Страница 14 из 22
— Вы не могли бы выключить тарахтелку?
— Ага, потом ее попробуй заведи!
— Ну тогда не могли бы вы подъехать вон туда, там поймать моего коня и привести сюда? Эту-то я бы привязал, да она вся в проволоке замотается.
— Что бы я сделал с удовольствием, так это попытался бы вразумить тебя, чтобы ты своей зверюге на зуб не попал, — сказал старик. — Зачем тебе тащить ее домой?
— Бога ради, это долгий разговор.
— Но я бы все-таки послушал.
Мальчик посмотрел на дорогу — туда, где стоял и щипал траву конь. Перевел взгляд на старика.

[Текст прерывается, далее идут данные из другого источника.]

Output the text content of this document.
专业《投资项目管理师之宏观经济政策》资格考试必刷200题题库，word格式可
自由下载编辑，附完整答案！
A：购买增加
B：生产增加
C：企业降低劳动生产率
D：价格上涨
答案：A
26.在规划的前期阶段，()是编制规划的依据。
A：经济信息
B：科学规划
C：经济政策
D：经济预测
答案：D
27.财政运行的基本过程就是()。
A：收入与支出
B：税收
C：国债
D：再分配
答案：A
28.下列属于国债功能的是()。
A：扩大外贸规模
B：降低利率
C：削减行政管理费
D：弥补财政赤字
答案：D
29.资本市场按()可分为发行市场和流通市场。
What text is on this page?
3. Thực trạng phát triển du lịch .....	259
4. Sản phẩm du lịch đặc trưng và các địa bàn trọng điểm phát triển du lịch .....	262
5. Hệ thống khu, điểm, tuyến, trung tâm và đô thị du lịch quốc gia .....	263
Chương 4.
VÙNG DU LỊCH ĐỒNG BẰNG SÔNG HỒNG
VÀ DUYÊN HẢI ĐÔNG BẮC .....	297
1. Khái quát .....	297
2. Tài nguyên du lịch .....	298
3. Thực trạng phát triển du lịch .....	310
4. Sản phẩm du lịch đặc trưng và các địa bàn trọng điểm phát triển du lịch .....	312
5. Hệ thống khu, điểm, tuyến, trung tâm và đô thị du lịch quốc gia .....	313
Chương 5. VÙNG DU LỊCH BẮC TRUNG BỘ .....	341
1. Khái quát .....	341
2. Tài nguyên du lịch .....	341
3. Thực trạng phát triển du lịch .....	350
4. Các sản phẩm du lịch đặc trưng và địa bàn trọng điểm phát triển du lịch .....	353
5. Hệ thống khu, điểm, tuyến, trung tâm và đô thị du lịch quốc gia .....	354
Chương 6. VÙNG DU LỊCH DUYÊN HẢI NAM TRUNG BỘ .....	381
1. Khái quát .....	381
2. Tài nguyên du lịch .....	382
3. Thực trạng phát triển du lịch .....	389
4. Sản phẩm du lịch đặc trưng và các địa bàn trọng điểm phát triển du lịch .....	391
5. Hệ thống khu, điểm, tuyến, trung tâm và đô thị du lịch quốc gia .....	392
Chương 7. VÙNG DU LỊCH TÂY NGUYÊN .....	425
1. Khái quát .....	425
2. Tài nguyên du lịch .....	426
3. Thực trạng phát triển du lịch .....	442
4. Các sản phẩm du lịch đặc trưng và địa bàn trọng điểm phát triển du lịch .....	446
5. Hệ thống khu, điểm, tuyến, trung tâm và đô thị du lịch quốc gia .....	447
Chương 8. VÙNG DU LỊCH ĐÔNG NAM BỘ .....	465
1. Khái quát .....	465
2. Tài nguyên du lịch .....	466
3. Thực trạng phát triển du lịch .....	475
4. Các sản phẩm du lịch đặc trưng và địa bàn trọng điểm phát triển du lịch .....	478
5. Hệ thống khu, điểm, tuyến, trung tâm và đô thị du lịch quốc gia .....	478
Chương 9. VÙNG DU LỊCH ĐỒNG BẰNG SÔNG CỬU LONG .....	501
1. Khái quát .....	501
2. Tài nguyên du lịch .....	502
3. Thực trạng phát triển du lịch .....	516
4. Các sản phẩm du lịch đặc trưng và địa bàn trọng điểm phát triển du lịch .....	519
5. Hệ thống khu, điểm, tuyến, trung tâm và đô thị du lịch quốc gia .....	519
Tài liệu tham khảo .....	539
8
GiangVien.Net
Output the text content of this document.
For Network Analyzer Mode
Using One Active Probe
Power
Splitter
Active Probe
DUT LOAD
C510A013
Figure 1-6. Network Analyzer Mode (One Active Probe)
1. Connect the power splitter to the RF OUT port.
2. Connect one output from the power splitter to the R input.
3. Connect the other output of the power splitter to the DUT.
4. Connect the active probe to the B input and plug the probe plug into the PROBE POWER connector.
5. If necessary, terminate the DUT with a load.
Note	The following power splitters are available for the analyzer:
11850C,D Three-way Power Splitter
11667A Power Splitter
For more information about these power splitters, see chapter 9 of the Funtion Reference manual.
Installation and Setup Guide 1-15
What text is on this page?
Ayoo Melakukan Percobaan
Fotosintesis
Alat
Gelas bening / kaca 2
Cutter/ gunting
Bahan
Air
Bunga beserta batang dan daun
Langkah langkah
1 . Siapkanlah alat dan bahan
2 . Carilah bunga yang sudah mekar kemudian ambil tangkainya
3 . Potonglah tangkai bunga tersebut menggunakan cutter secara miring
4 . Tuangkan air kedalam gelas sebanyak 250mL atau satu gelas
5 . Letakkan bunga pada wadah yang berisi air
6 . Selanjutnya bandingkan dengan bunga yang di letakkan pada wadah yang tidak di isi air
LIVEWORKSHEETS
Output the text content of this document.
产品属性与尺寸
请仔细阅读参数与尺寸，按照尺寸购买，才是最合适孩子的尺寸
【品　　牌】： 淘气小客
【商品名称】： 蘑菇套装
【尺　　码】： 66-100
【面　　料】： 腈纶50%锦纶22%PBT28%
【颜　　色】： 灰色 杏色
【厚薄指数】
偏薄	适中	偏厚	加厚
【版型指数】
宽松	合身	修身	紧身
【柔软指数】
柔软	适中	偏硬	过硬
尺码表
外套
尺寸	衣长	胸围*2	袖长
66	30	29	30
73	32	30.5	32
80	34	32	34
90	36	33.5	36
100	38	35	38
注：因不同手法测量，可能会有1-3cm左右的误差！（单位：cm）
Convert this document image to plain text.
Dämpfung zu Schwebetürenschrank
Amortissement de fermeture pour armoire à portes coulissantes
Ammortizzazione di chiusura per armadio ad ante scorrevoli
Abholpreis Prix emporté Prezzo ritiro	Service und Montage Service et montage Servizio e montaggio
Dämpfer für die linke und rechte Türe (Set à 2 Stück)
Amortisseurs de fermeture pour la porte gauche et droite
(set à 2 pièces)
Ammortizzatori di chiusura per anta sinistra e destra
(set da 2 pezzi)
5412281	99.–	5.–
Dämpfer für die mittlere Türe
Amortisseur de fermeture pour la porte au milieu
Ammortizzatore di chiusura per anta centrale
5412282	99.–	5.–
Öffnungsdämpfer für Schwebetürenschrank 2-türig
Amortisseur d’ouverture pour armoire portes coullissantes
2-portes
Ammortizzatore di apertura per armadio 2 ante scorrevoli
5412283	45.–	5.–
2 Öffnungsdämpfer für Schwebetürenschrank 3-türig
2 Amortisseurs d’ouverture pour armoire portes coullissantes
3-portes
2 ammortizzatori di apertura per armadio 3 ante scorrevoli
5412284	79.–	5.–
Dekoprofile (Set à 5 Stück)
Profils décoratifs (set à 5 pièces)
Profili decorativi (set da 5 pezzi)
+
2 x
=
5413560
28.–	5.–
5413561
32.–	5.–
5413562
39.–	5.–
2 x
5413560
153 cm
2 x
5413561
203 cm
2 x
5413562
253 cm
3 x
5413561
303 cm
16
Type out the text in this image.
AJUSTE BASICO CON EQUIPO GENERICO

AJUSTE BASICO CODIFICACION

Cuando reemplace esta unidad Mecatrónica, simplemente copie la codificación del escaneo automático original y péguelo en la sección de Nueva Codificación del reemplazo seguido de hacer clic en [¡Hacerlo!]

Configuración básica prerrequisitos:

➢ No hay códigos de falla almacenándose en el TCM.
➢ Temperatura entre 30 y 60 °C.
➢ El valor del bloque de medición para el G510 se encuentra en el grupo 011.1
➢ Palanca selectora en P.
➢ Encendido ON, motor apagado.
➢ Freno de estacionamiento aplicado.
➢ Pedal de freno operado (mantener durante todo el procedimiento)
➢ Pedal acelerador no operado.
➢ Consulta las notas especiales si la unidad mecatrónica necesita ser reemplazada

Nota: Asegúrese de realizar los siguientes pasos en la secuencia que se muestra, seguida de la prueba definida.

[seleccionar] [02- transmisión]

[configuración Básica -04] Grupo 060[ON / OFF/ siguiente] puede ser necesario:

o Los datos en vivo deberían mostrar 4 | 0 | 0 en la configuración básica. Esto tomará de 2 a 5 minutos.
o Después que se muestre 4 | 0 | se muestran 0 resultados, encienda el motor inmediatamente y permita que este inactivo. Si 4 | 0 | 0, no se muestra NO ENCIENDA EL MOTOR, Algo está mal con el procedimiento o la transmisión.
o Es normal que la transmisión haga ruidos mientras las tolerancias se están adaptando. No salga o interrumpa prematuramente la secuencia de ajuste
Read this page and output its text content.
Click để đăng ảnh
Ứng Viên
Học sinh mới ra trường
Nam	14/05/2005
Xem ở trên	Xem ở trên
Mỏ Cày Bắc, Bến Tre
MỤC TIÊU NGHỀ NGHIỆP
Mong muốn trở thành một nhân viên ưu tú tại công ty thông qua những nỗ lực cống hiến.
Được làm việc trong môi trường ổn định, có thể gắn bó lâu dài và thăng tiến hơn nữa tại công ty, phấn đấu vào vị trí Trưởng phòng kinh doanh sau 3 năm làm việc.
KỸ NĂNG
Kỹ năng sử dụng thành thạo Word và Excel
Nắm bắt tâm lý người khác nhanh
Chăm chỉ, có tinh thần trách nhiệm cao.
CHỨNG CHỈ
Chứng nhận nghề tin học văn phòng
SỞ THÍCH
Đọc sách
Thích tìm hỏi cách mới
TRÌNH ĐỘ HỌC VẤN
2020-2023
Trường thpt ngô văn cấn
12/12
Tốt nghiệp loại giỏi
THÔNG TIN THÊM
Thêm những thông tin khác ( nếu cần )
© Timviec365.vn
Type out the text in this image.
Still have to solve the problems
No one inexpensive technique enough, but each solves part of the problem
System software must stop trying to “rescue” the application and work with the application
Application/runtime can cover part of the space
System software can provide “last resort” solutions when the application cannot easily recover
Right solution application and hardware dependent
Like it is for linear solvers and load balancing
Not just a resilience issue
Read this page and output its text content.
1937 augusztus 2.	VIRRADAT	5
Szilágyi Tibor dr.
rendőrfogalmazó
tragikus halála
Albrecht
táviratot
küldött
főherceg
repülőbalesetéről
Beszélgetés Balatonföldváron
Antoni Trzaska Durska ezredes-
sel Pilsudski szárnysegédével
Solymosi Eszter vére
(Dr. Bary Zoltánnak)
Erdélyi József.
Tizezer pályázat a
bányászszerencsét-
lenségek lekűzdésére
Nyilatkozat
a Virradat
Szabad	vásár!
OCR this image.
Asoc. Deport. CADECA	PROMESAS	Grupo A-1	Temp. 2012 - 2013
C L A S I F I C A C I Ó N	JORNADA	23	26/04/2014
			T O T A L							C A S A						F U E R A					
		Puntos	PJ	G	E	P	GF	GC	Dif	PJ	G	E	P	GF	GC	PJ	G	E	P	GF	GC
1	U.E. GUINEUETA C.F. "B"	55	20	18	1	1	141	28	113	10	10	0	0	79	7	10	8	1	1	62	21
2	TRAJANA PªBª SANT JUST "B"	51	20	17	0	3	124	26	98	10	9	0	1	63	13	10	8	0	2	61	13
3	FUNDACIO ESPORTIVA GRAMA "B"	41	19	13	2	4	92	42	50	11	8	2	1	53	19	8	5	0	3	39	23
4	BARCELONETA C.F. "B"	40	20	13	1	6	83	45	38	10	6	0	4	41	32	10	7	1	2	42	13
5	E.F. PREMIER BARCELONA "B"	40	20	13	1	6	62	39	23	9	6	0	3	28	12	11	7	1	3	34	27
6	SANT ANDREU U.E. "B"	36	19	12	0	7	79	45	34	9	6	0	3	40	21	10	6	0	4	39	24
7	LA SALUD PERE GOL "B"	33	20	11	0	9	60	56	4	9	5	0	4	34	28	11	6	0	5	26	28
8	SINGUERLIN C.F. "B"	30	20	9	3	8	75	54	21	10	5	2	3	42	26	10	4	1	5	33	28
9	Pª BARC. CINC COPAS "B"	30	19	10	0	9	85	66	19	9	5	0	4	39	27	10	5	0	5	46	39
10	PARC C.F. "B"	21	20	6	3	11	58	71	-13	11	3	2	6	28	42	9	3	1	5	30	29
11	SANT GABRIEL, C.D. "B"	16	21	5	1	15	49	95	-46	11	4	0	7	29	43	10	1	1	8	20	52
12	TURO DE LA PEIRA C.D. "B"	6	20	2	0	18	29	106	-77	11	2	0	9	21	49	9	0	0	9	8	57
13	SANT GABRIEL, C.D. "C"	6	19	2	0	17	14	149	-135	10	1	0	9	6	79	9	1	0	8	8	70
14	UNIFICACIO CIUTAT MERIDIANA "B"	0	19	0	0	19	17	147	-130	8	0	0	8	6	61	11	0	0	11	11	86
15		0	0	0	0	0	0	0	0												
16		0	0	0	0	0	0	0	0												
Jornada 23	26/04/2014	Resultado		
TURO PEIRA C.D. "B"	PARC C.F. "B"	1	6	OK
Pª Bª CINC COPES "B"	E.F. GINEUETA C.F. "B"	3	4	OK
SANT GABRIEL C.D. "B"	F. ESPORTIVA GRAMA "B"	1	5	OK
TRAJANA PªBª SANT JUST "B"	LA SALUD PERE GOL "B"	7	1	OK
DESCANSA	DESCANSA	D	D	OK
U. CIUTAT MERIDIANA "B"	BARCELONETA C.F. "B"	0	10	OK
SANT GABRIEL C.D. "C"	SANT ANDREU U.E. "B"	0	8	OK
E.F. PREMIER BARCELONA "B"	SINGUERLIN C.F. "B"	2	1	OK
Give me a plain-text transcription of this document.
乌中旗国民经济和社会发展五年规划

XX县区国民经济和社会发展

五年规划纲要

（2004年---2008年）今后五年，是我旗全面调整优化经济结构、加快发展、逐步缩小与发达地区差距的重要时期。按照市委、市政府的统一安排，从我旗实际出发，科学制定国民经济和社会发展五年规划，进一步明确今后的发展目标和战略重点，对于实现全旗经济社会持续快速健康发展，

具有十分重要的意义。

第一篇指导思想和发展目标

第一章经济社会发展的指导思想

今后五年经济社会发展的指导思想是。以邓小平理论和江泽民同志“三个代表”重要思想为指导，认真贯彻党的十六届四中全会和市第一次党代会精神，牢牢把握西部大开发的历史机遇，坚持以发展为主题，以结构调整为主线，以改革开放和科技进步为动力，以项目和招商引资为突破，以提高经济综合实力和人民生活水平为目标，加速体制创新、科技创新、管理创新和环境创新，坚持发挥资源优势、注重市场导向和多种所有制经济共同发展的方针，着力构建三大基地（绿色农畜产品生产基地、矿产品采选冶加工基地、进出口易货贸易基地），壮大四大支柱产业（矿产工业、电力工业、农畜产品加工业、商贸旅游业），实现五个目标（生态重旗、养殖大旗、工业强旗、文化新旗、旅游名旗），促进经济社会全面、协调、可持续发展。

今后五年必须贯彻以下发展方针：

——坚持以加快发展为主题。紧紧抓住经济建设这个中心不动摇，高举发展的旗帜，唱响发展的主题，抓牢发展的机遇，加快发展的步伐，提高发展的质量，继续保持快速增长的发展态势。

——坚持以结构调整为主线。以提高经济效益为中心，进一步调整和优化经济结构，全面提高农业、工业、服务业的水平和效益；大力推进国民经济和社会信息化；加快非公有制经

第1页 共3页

— Что ж… — проговорил он. — Отец велел мне, если она попадется, съездить за ним, но мне не хотелось оставлять ее одну, потому что туда должны были прийти на обед бакерос, и я боялся, что они, скорей всего, ее застрелят, вот я и решил попробовать забрать ее с собой.
— Ты всегда был такой сумасшедший?
— Не знаю. У меня пока не было случая провериться.
— Тебе сколько?
— Шестнадцать.
— Шестнадцать…
— Да, сэр.
— Так вот, ума у тебя — как у гуся, даже меньше. Ты знаешь это?
— Что ж, может быть, вы и правы.
— Как ты собираешься заставить коня смириться с таким соседством?
— Если мне удастся его поймать, вряд ли я позволю ему высказывать возражения.
— Собираешься вести ее за конем на привязи?
— Да, сэр.
— Как ты ее хотя бы идти заставишь?
— Так ведь выбора у нее особо-то и не будет…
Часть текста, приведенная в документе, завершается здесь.